Recently, I started watching the news. I’m 35 years old and I used to hate watching the news because the horrific things people would do would send me into a tornado of depression that I couldn’t control. But one day, last week to be exact, I decided to see what all the commotion was about. There were shootings. There were murders. There were kidnappings and rapes and countless other wicked things. And foronce in my life I had the strength to watch all this evil and not be tormented with helplessness and fear. For once in my life I realized THERES SO MUCH TO PRAY ABOUT. For once I knew what I needed to do, what God wanted me to do. I asked God how on earth I could dedicate enough time to pray for everything and all these hurting people. After all, I’m a mom of little ones, a wife, friend, etc. I was already overwhelmed with the amount of “stuff” I needed to pray about. And in that moment of hesitation my mind started grasping for the familiar. Fear and worry. The fear of moving to a rural area (which is my husbands dream) where wild animals and big bugs live (I’m not a fan of bugs AT ALL), the fear of what America is going to look like after the new president gets elected, the fear of more bombings and shootings and mobs, oh my. Mostly, it was fear for our future generations and how they would handle what situations would come.
And can you guess how God responded to my fears?
He whispered. Just like he did to Elijah. (1 kings 19:11-13). He whispered his promises to me, to remind me of who is in control.

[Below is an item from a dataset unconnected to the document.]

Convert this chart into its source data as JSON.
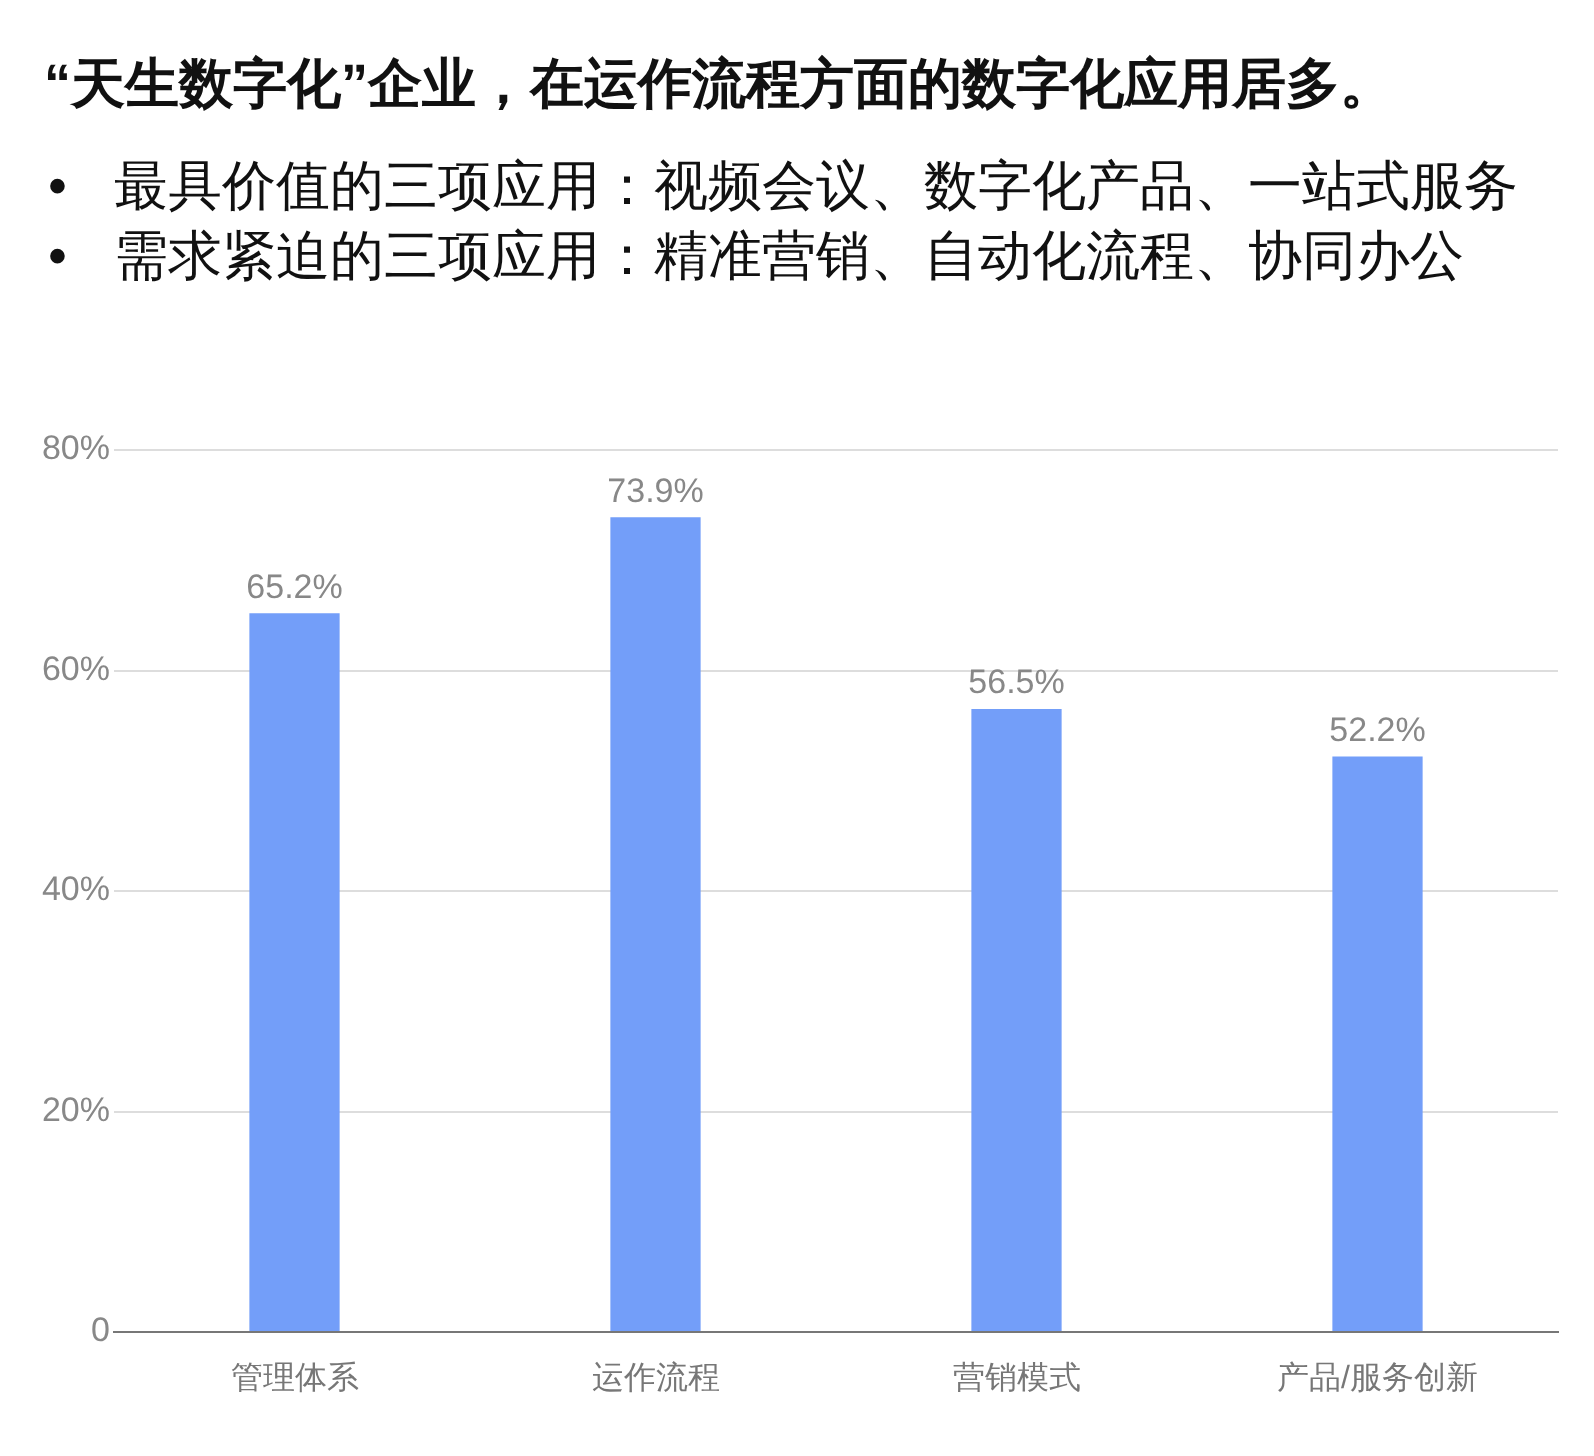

“But now, listen to me, Jacob my servant, Israel my chosen one. The Lord who made you and helps you says: Do not be afraid, O Jacob, my servant, O dear Israel, my chosen one. For I will pour out water to quench your thirst and to irrigate your parched field. And I will pour out my Spirit on your descendants, and my blessing on your children. They will thrive like watered grass, like willows on a riverbank.” Isaiah 44:1-4
“For I, the Lord your God, will hold your right hand, Saying to you, ‘Fear not, I will help you.’” Isaiah 41:13
“The steadfast love of the Lord never ceases, his mercies never come to an end; they are new every morning; great is your faithfulness.” Lamentations 3:22-23
How can I not cry out “you are so good to me!” So I brushed off the fear by commanding the evil spirits away, and I sat down with my bible and started to make a list as I prayed. The list is no joke, there’s a lot to pray about. But the God who made this world sees me and hears me. And when he asks “who will we send?” There’s no other answer but “here am I, send me.”
And with continued prayer there’s really no fear. No fear because the bible clearly states God’s promises to be our healer and protector. And the evil one cannot stand tall when we talk to God and he talks to us.
So, do you have fears? Then what are you waiting for? Drive them out with prayer.